Job Splitting - TC01/Treemaker GitHub Wiki

Job Splitting

Sometimes, there are so many ntuples in one dataset you want to run over that it would take far too long, even with Treemaker-style multiprocessing. (Sometimes there are so many that attempting to use Treemaker multiprocessing causes strange behavior). To that end, you can use job splitting.

There are two ways you can ask your jobs to be split. They are referred to as "split into" and "split by" respectively (I apologize in advance for these names).

As a rule, you should not split your job into fewer ntuples than there are cores on the system(s) you are running Treemaker on.

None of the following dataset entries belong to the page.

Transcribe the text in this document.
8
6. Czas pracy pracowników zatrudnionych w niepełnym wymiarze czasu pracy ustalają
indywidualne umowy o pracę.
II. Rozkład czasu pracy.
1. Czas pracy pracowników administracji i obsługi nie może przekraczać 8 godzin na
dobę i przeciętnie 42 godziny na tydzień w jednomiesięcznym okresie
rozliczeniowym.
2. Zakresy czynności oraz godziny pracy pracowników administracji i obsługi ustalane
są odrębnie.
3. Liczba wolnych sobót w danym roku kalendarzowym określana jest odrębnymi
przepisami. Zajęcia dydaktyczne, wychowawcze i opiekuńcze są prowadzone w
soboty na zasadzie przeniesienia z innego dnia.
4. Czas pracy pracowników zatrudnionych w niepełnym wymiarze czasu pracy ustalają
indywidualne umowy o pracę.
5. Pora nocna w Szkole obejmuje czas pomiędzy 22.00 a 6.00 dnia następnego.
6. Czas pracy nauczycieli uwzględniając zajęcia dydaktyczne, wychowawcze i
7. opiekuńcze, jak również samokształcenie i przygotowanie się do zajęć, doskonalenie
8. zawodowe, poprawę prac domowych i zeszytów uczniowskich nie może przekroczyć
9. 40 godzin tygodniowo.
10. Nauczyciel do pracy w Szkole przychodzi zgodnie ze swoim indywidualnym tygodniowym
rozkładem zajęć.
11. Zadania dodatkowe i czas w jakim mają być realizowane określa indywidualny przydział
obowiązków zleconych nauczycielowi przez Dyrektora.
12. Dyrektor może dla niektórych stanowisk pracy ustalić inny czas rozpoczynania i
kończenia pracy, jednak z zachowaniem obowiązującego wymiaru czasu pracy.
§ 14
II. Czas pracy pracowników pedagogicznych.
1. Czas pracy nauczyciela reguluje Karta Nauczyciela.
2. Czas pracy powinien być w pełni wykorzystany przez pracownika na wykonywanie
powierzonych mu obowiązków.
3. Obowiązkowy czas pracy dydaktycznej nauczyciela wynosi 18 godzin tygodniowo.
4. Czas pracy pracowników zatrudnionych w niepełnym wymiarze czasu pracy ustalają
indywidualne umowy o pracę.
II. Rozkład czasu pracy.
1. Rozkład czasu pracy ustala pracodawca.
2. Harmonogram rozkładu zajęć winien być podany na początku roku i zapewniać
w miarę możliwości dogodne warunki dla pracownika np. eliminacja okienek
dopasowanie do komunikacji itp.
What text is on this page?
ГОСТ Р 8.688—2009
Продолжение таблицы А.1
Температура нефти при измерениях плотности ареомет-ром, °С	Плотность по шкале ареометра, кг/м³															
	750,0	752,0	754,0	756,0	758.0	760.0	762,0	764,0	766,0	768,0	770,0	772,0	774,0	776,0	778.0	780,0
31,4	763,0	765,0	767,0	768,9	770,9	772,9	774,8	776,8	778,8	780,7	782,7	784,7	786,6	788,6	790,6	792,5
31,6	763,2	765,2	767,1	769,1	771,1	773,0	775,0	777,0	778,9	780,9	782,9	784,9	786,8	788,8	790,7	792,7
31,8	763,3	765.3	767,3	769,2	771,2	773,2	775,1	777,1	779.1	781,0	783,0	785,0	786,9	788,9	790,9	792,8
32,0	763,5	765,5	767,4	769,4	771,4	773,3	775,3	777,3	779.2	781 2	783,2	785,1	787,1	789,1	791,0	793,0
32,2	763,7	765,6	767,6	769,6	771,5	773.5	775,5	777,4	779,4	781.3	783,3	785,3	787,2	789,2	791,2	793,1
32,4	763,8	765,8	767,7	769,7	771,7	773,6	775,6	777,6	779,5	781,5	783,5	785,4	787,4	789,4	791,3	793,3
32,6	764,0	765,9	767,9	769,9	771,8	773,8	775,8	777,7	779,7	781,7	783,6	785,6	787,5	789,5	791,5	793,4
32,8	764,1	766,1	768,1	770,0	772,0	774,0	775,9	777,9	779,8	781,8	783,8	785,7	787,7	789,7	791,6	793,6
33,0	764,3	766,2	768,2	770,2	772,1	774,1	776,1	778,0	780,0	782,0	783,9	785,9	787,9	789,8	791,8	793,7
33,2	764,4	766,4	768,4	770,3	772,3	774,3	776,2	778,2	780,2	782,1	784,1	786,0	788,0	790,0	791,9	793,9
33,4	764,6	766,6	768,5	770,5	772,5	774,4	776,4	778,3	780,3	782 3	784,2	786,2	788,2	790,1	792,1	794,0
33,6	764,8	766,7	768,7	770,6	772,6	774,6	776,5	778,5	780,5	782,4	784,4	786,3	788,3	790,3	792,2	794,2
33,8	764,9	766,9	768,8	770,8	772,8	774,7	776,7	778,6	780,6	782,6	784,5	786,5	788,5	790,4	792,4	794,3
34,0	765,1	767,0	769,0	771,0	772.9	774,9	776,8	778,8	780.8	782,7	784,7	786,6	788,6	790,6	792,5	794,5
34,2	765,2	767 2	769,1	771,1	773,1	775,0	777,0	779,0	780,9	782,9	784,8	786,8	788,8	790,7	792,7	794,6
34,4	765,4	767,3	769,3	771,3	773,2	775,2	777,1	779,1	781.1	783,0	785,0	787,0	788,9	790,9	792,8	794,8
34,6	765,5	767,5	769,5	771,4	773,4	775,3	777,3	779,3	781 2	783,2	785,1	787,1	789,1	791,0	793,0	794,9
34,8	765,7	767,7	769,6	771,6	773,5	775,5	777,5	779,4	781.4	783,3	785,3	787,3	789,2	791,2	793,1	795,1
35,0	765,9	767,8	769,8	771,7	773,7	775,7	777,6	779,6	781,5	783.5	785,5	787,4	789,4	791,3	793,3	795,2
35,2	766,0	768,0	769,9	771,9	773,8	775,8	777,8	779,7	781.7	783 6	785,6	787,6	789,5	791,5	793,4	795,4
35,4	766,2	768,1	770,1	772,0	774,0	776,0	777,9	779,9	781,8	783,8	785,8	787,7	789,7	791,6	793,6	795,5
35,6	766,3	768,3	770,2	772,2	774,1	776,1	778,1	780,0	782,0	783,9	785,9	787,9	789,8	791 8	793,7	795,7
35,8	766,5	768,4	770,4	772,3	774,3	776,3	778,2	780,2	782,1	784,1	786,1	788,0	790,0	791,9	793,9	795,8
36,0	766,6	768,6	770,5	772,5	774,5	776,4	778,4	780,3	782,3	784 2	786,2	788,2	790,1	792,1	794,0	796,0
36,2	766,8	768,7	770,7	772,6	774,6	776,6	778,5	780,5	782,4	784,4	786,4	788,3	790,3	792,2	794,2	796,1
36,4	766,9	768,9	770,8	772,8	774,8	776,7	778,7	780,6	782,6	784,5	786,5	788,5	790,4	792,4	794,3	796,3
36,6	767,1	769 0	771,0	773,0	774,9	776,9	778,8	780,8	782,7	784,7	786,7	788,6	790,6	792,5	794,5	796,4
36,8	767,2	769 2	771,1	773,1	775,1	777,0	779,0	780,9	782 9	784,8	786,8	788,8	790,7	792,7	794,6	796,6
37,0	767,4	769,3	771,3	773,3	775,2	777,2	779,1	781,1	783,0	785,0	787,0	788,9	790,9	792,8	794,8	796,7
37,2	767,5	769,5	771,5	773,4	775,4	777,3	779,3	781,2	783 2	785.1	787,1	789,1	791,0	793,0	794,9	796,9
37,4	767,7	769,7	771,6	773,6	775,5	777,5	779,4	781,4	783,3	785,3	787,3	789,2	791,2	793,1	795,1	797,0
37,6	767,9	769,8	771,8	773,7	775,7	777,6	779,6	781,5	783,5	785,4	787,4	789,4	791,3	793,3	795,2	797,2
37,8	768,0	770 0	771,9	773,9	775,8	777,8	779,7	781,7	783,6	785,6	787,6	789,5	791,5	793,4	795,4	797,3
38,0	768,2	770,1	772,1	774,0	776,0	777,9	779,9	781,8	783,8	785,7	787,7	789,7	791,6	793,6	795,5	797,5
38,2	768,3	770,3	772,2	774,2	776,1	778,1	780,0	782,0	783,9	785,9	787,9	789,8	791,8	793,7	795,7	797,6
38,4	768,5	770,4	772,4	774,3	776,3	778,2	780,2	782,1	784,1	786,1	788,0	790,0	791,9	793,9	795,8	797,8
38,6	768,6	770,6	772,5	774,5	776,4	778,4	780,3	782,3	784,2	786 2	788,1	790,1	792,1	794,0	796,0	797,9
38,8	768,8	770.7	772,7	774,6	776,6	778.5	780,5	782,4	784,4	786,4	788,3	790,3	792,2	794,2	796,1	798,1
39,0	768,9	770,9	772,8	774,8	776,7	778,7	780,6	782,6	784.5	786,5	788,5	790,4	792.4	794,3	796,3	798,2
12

Because Treemaker is fully multi-cored anyway, this will not be more efficient.

Split Into N

"Split Into N" means you want to split your job into X jobs of size N. That means, each job will run over at most N ntuples.

Use this option if, for example, you know how many cores your system has and want to limit the number of jobs that get scheduled at a time to the number of cores on the system. Let's say you have a 12-core machine and don't want to run more than 3x the number of cores, you could split into X jobs of size 36.

Split By N

"Split By N" means you want to split your job into N jobs of size X. This is the opposite of the above option.

Split By is useful if you know you want to run 5 separate jobs and don't necessarily care how many ntuples are in each one. If you have some sense as to the size of the dataset you are running over, this may be useful-- if you know it's a small dataset, for instance, 5 jobs might be sufficient, but if you know it's a large one maybe you'd want to use 20 or 30.

(Or 50 or 100, for really large samples).

How It Works

You can pass the --split-by N or --split-into N options to treemaker-config to set the splitting options in a configuration file. For more information about config files, see that section.

Note that if you try to specify both options at any point, an error will be thrown somewhere.

To run your jobs by hand with job splitting, you need to pass the --split-index I parameter to treemaker, asking for the Ith job to be executed. So --split-index 0 runs the first job, and so on.

If you're using the prototype condor integration, though, all you need to do is run:

treemaker-condor -fr _name_of_config_

And all the jobs will automatically be created and submitted.